Following the recent accessions of Colombia, India, Mexico and New Zealand, Wang said she hoped another two to three countries would join the Protocol this year. Possible future signatories include Barbados, Costa Rica, the Dominican Republic, Jamaica, Pakistan, South Africa and Tunisia. Brazil has also recently modernized its trademark prosecution systems, which some see as a sign it is preparing to join.
In addition, it is possible that Trinidad and Tobago will join next year and that all 10 ASEAN member countries would be members by 2015.
Following the accession of India last month, the Protocol now covers 88 countries and the EU, covering two-thirds of the world’s population. At yesterday’s WIPO session, Junying Tao, Senior Counsellor for the Information and Promotion Division of WIPO, said the number of applications under the Madrid Protocol continued to grow in 2012. Last year, over 44,000 international applications were received, up from over 42,000 in 2011.
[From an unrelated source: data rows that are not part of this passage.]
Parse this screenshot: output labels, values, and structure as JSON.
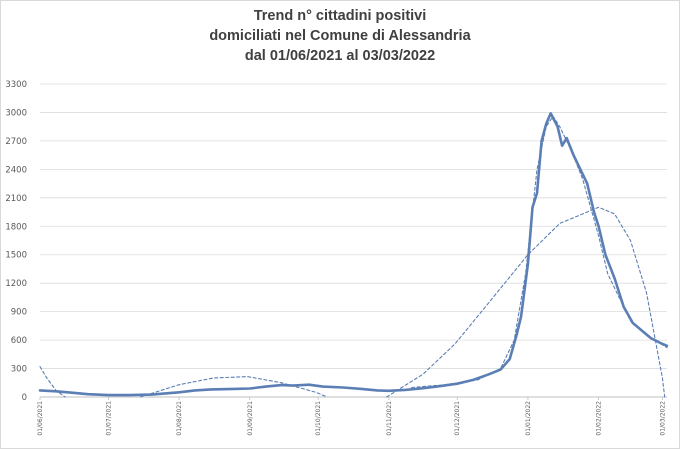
{
  "chart_data": {
    "type": "line",
    "title": [
      "Trend n° cittadini positivi",
      "domiciliati nel Comune di Alessandria",
      "dal 01/06/2021 al 03/03/2022"
    ],
    "xlabel": "",
    "ylabel": "",
    "ylim": [
      0,
      3300
    ],
    "yticks": [
      "0",
      "300",
      "600",
      "900",
      "1200",
      "1500",
      "1800",
      "2100",
      "2400",
      "2700",
      "3000",
      "3300"
    ],
    "x_axis": {
      "type": "date",
      "start": "2021-06-01",
      "end": "2022-03-03"
    },
    "xticks": [
      "01/06/2021",
      "01/07/2021",
      "01/08/2021",
      "01/09/2021",
      "01/10/2021",
      "01/11/2021",
      "01/12/2021",
      "01/01/2022",
      "01/02/2022",
      "01/03/2022"
    ],
    "grid": true,
    "legend": "none",
    "colors": {
      "series": "#5b7fb5",
      "grid": "#dcdcdc",
      "axis": "#bfbfbf"
    },
    "series": [
      {
        "style": "solid",
        "points": [
          [
            "2021-06-01",
            70
          ],
          [
            "2021-06-08",
            60
          ],
          [
            "2021-06-15",
            45
          ],
          [
            "2021-06-22",
            30
          ],
          [
            "2021-07-01",
            20
          ],
          [
            "2021-07-10",
            20
          ],
          [
            "2021-07-20",
            25
          ],
          [
            "2021-08-01",
            50
          ],
          [
            "2021-08-08",
            70
          ],
          [
            "2021-08-15",
            80
          ],
          [
            "2021-08-25",
            85
          ],
          [
            "2021-09-01",
            90
          ],
          [
            "2021-09-08",
            110
          ],
          [
            "2021-09-15",
            125
          ],
          [
            "2021-09-20",
            120
          ],
          [
            "2021-09-27",
            130
          ],
          [
            "2021-10-03",
            110
          ],
          [
            "2021-10-12",
            100
          ],
          [
            "2021-10-20",
            85
          ],
          [
            "2021-10-27",
            70
          ],
          [
            "2021-11-01",
            65
          ],
          [
            "2021-11-08",
            75
          ],
          [
            "2021-11-15",
            90
          ],
          [
            "2021-11-22",
            110
          ],
          [
            "2021-12-01",
            140
          ],
          [
            "2021-12-08",
            180
          ],
          [
            "2021-12-15",
            240
          ],
          [
            "2021-12-20",
            290
          ],
          [
            "2021-12-24",
            400
          ],
          [
            "2021-12-27",
            650
          ],
          [
            "2021-12-29",
            850
          ],
          [
            "2022-01-01",
            1400
          ],
          [
            "2022-01-03",
            2000
          ],
          [
            "2022-01-05",
            2150
          ],
          [
            "2022-01-07",
            2700
          ],
          [
            "2022-01-09",
            2880
          ],
          [
            "2022-01-11",
            2990
          ],
          [
            "2022-01-14",
            2850
          ],
          [
            "2022-01-16",
            2650
          ],
          [
            "2022-01-18",
            2730
          ],
          [
            "2022-01-21",
            2550
          ],
          [
            "2022-01-24",
            2400
          ],
          [
            "2022-01-27",
            2250
          ],
          [
            "2022-01-30",
            1950
          ],
          [
            "2022-02-01",
            1800
          ],
          [
            "2022-02-04",
            1500
          ],
          [
            "2022-02-08",
            1250
          ],
          [
            "2022-02-12",
            950
          ],
          [
            "2022-02-16",
            780
          ],
          [
            "2022-02-20",
            700
          ],
          [
            "2022-02-24",
            620
          ],
          [
            "2022-02-28",
            570
          ],
          [
            "2022-03-03",
            540
          ]
        ]
      },
      {
        "style": "dashed",
        "points": [
          [
            "2021-06-01",
            320
          ],
          [
            "2021-06-04",
            200
          ],
          [
            "2021-06-08",
            70
          ],
          [
            "2021-06-12",
            0
          ]
        ]
      },
      {
        "style": "dashed",
        "points": [
          [
            "2021-07-15",
            0
          ],
          [
            "2021-08-01",
            130
          ],
          [
            "2021-08-16",
            200
          ],
          [
            "2021-08-31",
            215
          ],
          [
            "2021-09-15",
            150
          ],
          [
            "2021-09-30",
            50
          ],
          [
            "2021-10-05",
            0
          ]
        ]
      },
      {
        "style": "dashed",
        "points": [
          [
            "2021-10-31",
            0
          ],
          [
            "2021-11-16",
            240
          ],
          [
            "2021-11-30",
            560
          ],
          [
            "2021-12-15",
            1000
          ],
          [
            "2022-01-01",
            1500
          ],
          [
            "2022-01-15",
            1830
          ],
          [
            "2022-02-01",
            2000
          ],
          [
            "2022-02-08",
            1930
          ],
          [
            "2022-02-15",
            1650
          ],
          [
            "2022-02-22",
            1100
          ],
          [
            "2022-03-01",
            200
          ],
          [
            "2022-03-02",
            0
          ]
        ]
      },
      {
        "style": "dashed",
        "points": [
          [
            "2021-11-11",
            100
          ],
          [
            "2021-11-26",
            130
          ],
          [
            "2021-12-10",
            180
          ],
          [
            "2021-12-20",
            300
          ],
          [
            "2021-12-26",
            600
          ],
          [
            "2021-12-31",
            1300
          ],
          [
            "2022-01-05",
            2400
          ],
          [
            "2022-01-09",
            2850
          ],
          [
            "2022-01-12",
            2960
          ],
          [
            "2022-01-15",
            2850
          ],
          [
            "2022-01-20",
            2600
          ],
          [
            "2022-01-25",
            2300
          ],
          [
            "2022-02-01",
            1700
          ],
          [
            "2022-02-05",
            1300
          ],
          [
            "2022-02-15",
            800
          ],
          [
            "2022-02-22",
            650
          ],
          [
            "2022-03-01",
            550
          ],
          [
            "2022-03-03",
            520
          ]
        ]
      }
    ]
  }
}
Europe was the largest source of applications, followed by the United States. Swiss pharmaceutical giant Novartis was the top filer under the Madrid Protocol in 2012, with 176 applications. At the end of 2012 there were half a million registrations in force under the System belonging to 178,000 trademark owners.
The top category for filing, with over 9,500 applications last year, was computer hardware, software and other electrical or electronic apparatus of a scientific nature.
Panelist Gregoire Bisson, Head of WIPO’s International Designs Registry, said the Hague System is also expanding its influence. The 60-member System offers similar benefits to the Madrid Protocol, allowing an owner of an industrial design to file an international registration in all signatory countries, unless a country’s national office refuses protection in that country.
Bisson told attendees that between 2001 and 2011, the number of applications for industrial designs increased by 158%. But over the same period, he said that non-resident filings have remained flat while resident filings have grown.
Several large countries may soon become members of the Hague System, including China, Japan and the United States. Korea and Russia are also expected to join in 2014. However, Bisson said that the expansion would result in “an unavoidable complication” of the system, because of differences between the legal systems in member states and those in potential signatories. For example, the examination process in China, Japan, Korea and the United States includes requirements relating to novelty.